Hound Bay (Bikjebugten) is a bay at the base of Barff Peninsula. It is 2.5 mi wide at its mouth and recedes 3 mi, entered between Tijuca Point and Cape Vakop along the north coast of South Georgia. The names "George Bay" and "Hundebugten" have appeared on charts for this feature. The South Georgia Survey (SGS) of 1951–52 reported that this bay was better known to whalers and sealers as "Bikjebugten" (the word Bikje implying any low type canine). The name Hound Bay, proposed by the UK Antarctic Place-Names Committee (UK-APC) is an English form of this name.

== Named features ==
Rolf Rock is a small isolated rock in Hound Bay, 1.5 nautical miles (2.8 km) south-southeast of Tijuca Point. It was named by UK-APC, following mapping by the SGS, 1951–52, after the Rolf, one of the vessels of the Compañía Argentina de Pesca which participated in establishing the first permanent whaling station at Grytviken, South Georgia, in 1904.

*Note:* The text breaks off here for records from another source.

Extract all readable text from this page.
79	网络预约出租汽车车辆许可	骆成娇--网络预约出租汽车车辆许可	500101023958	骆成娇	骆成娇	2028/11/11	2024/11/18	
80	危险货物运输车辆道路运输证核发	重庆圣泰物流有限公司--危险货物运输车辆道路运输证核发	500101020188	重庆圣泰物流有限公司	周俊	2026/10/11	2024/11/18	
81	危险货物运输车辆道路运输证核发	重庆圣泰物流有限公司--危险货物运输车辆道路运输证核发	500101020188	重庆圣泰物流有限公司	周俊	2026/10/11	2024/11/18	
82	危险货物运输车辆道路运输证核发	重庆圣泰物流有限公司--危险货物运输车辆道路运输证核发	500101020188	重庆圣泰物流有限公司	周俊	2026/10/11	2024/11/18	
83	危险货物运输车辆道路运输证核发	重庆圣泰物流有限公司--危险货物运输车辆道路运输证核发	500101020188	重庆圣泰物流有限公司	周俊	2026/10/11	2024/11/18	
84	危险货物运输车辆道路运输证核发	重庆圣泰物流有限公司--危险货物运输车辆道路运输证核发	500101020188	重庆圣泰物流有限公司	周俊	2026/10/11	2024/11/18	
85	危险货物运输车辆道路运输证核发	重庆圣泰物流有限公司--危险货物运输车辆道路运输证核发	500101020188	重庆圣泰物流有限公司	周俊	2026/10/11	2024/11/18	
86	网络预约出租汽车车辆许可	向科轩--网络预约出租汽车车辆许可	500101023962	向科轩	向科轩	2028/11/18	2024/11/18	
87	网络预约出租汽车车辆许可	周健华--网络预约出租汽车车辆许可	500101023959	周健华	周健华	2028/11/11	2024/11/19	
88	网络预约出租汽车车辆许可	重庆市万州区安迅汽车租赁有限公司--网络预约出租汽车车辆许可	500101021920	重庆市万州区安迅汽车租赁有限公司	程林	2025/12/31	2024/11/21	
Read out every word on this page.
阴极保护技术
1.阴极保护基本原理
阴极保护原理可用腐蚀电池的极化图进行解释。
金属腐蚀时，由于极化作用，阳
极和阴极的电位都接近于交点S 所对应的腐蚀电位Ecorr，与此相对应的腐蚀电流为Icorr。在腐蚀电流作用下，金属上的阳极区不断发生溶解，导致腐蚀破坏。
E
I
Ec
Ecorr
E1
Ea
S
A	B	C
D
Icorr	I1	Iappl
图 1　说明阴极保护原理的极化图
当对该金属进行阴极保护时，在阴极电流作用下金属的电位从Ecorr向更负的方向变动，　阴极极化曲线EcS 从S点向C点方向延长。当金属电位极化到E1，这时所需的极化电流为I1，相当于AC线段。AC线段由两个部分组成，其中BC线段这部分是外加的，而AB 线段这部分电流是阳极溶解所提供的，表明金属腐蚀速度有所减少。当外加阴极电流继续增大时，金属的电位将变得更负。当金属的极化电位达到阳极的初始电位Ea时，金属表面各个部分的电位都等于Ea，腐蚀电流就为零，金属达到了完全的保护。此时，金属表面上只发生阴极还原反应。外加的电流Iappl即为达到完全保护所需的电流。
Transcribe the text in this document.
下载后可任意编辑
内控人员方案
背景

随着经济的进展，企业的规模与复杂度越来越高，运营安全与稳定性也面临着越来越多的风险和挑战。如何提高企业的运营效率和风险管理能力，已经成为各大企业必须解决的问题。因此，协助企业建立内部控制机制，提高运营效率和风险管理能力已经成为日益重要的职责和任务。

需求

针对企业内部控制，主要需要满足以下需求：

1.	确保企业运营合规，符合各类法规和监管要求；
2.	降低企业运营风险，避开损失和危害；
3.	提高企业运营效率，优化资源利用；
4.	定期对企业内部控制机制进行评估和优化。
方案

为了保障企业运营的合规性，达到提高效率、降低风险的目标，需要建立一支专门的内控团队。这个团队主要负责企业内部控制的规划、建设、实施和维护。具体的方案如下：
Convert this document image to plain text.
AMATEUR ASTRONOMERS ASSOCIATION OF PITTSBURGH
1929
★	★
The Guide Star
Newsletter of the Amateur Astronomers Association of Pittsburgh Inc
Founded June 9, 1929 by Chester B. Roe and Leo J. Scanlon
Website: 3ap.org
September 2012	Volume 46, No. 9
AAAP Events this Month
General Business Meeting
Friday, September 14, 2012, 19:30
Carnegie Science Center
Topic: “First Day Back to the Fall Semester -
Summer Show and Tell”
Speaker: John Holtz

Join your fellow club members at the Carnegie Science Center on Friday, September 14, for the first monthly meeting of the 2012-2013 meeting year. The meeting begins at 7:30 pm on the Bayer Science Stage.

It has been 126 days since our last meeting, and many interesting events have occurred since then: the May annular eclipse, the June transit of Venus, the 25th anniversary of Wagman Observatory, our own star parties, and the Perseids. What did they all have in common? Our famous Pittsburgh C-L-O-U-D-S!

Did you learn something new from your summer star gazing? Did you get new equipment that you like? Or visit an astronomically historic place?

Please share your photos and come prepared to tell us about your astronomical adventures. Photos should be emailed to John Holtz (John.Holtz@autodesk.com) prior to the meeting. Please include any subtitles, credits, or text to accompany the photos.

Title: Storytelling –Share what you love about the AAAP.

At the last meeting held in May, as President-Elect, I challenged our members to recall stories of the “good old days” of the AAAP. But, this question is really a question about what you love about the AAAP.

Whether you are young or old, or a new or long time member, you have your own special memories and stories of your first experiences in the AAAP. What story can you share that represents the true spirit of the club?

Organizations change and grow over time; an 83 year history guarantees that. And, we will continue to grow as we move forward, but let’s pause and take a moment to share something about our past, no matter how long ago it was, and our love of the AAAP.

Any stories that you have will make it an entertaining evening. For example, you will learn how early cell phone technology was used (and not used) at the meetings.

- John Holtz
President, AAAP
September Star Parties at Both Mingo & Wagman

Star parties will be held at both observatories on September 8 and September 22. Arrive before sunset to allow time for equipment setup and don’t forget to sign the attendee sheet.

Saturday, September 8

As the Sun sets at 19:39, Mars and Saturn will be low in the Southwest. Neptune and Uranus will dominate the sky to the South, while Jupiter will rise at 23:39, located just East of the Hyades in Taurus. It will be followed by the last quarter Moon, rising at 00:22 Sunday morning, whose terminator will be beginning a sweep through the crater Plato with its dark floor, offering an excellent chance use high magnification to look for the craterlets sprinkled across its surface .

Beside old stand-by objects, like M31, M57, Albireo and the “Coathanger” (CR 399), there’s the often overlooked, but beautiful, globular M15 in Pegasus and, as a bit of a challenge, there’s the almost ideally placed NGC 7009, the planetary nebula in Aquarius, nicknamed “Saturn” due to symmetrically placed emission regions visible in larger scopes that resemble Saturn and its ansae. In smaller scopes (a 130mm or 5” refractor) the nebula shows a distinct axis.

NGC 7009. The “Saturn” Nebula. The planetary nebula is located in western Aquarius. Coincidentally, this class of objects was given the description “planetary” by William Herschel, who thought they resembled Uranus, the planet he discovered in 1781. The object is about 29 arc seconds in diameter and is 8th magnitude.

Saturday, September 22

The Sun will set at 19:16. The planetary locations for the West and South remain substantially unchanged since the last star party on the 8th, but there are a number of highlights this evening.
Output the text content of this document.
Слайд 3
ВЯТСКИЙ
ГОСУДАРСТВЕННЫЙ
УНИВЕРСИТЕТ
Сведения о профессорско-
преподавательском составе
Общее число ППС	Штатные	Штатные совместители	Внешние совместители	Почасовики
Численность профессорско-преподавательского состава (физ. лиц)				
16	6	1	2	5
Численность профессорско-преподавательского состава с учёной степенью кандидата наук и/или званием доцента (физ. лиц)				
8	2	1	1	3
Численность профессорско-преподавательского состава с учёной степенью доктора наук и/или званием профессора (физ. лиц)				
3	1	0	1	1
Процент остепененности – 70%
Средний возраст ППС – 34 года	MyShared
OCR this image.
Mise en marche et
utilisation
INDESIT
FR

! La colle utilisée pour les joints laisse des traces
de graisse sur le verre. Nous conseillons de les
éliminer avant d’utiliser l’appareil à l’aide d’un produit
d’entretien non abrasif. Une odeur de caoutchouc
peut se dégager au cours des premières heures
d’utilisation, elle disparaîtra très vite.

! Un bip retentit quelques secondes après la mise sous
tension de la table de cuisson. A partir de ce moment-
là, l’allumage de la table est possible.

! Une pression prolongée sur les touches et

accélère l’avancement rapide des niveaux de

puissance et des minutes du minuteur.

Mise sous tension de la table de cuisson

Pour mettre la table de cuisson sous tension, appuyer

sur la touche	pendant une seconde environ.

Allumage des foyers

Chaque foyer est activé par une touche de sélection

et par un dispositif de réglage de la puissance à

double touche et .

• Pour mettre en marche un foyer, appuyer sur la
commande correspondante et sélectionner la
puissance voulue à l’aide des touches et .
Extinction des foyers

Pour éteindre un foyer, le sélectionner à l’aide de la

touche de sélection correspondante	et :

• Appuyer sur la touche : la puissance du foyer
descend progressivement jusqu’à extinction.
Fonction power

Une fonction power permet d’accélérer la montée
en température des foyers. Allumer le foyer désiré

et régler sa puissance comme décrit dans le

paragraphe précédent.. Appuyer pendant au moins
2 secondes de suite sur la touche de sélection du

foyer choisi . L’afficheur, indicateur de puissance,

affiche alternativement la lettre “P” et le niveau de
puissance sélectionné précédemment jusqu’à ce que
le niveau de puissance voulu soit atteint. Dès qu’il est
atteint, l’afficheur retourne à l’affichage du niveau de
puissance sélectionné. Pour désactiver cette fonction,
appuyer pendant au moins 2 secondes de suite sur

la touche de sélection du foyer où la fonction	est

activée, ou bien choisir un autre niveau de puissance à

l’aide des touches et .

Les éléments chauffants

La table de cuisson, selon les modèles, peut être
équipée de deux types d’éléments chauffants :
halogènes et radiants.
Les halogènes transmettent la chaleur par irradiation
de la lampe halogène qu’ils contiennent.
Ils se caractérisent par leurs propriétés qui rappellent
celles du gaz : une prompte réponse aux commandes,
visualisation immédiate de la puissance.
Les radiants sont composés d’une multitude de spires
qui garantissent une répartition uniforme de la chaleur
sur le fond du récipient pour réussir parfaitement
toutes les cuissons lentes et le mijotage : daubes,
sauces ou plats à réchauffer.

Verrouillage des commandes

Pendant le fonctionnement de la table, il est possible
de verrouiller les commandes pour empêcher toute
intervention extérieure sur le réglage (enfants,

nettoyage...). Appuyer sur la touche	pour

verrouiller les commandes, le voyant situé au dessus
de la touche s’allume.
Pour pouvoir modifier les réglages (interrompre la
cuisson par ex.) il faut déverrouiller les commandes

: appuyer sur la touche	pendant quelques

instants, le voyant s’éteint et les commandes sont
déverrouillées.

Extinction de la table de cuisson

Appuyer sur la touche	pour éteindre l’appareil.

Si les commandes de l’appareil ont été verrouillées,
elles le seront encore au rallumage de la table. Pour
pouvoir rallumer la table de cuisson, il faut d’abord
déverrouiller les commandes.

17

Lönnberg Valley, an ice-free valley, cuts southwest from the base of Hound Bay to Nordenskjöld Glacier, inland. It was surveyed by the SGS between 1951 and 1957, and named by the UK-APC for Professor Einar Lönnberg, a Swedish zoologist.

Cape Vakop is a headland between Hound Bay and Luisa Bay. It was charted by the Second German Antarctic Expedition, 1911–12, under Wilhelm Filchner. The name appears on a chart based upon surveys of South Georgia in 1926–30 by Discovery Investigations personnel, but may represent an earlier naming.

== History ==
On 21 April 1982, the British Special Boat Service was landed at Hound Bay beach from helicopters based on HMS Endurance, and attempted to cross to the Argentine positions through Sörling Valley, and into Cumberland East Bay, where they were driven back by snow and ice on 22–24 April.